The developed approach was able to capture the physical behaviour in the range of 23–80°C and load levels of 15–30% of the strength limit. In case of uniaxial creeping transverse to the fibre, an average deviation of 6.9% after 20 h and 3.8% after 140 h was obtained. In case of 45° load direction to the fibre, an average deviation of 2.5% at 20 h and 9.6% after 140 h was achieved. The model was then applied to a complex lay up. In this case, a not uniaxial stress state is applied.

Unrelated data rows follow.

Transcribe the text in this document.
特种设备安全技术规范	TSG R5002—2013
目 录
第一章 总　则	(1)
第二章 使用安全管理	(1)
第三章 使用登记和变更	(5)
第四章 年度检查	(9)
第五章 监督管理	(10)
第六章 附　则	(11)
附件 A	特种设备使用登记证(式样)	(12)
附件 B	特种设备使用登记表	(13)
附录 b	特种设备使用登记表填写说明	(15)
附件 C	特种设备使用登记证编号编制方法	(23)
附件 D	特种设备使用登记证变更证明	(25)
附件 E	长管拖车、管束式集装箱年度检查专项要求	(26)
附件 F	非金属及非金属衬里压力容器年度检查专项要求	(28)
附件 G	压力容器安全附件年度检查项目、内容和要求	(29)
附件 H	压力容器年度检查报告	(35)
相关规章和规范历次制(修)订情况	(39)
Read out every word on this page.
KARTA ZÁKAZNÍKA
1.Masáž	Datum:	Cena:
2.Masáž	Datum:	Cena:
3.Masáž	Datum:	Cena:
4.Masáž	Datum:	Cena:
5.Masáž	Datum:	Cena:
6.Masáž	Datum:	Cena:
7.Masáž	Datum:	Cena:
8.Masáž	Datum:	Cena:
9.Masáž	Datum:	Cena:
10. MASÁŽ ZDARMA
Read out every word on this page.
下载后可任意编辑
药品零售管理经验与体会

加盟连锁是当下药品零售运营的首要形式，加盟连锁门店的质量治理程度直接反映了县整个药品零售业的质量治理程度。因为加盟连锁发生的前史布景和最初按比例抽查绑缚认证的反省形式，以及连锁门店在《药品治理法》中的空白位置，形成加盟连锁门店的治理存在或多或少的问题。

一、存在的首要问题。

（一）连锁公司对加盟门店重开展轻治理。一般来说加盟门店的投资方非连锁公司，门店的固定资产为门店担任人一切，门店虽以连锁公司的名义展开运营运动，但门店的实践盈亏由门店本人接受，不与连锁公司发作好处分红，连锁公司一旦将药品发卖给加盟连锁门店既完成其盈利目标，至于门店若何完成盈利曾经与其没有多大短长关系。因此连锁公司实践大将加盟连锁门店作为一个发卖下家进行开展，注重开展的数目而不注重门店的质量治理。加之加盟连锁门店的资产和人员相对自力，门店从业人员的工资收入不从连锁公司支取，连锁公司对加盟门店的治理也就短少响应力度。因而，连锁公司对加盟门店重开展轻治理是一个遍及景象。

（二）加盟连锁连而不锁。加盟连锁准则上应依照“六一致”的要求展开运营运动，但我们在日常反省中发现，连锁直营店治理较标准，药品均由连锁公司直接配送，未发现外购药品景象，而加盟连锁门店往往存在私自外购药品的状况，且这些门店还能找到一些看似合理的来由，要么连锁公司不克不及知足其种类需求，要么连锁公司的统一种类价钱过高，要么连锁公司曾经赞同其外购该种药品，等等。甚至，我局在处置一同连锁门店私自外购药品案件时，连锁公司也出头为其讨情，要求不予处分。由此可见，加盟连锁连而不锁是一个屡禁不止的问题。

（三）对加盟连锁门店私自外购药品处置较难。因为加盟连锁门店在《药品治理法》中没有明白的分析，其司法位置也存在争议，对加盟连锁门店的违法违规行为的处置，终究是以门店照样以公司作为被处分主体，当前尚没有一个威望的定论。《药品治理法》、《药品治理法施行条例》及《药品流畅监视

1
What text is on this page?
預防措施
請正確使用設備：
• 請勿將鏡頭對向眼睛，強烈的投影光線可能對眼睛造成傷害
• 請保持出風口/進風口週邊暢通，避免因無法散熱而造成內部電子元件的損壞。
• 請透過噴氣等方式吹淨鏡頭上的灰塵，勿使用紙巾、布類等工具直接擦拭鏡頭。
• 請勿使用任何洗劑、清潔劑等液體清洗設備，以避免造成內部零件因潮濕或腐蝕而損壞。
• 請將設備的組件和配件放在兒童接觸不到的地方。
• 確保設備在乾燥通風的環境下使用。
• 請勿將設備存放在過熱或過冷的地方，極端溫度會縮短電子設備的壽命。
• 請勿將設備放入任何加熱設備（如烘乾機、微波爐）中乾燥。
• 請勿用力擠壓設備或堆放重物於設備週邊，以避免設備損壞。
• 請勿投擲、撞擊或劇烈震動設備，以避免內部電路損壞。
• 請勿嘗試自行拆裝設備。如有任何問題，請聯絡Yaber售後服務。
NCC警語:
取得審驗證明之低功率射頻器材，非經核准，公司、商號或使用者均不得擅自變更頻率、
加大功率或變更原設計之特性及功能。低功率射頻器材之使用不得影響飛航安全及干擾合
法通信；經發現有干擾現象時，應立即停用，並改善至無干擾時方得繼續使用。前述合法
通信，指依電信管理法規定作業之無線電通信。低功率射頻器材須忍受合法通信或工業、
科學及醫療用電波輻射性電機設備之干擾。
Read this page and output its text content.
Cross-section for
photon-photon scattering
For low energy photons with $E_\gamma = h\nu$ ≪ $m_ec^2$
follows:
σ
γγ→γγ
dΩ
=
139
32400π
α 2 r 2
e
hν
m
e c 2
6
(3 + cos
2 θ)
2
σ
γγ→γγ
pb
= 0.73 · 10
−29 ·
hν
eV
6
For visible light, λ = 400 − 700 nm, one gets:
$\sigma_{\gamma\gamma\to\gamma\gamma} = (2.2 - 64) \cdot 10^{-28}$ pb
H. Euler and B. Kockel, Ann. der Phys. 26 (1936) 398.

In this case, an average accordance of 5.4% at 20 h and 13.5% after 140 h was obtained.

Conclusion

In this study, a thermoplastic glass fibre-reinforced material was investigated regarding its temperature and load-dependent creep behaviour. The unidirectional material shows a complex creep elongation with a non-linear, load level-dependent creeping, consisting (during the time period investigated) of primary and second creeping. The creeping behaviour is sensitive to the temperature and to the anisotropic characteristics of the material. Starting from these experimental results, two characteristic creep curves for normal stress condition transverse to the fibre and in-plane shear stress have been derived using an extended Burgers approach. An interpolation model between these characteristic creep curves was presented which is based on the ideas of the 3-D Puck criterion. The developed model was validated against the experimental data by comparing test at room temperature, 50°C and 80°C in combination with a load level of 15%, 20% and 30% of the strength limits and for fibre reinforcement orientations of 0°, 90° and 45°. The developed approach was able to capture the physical behaviour for all these conditions with an average deviation of 6.9% after 20 h and 3.8% after 140 h for transverse applied load and of 2.5% at 20 h and 9.6% after 140 h for 45° applied load. The model was then applied to a complex lay up. This validation shows reliability of the developed approach with an accordance of 5.4% at 20 h and 13.5% after 140 h. For the complex lay up, the accordance is not sufficient, and further research is needed to understand the creep behaviour in the laminate. The presented approach is, however, able to reliably represent the creep on the ply level. In addition, further investigation regarding the ability to extrapolate the behavior between 144 h of testing and the full lifetime of a structure are required to ensure the reliability of the developed approach.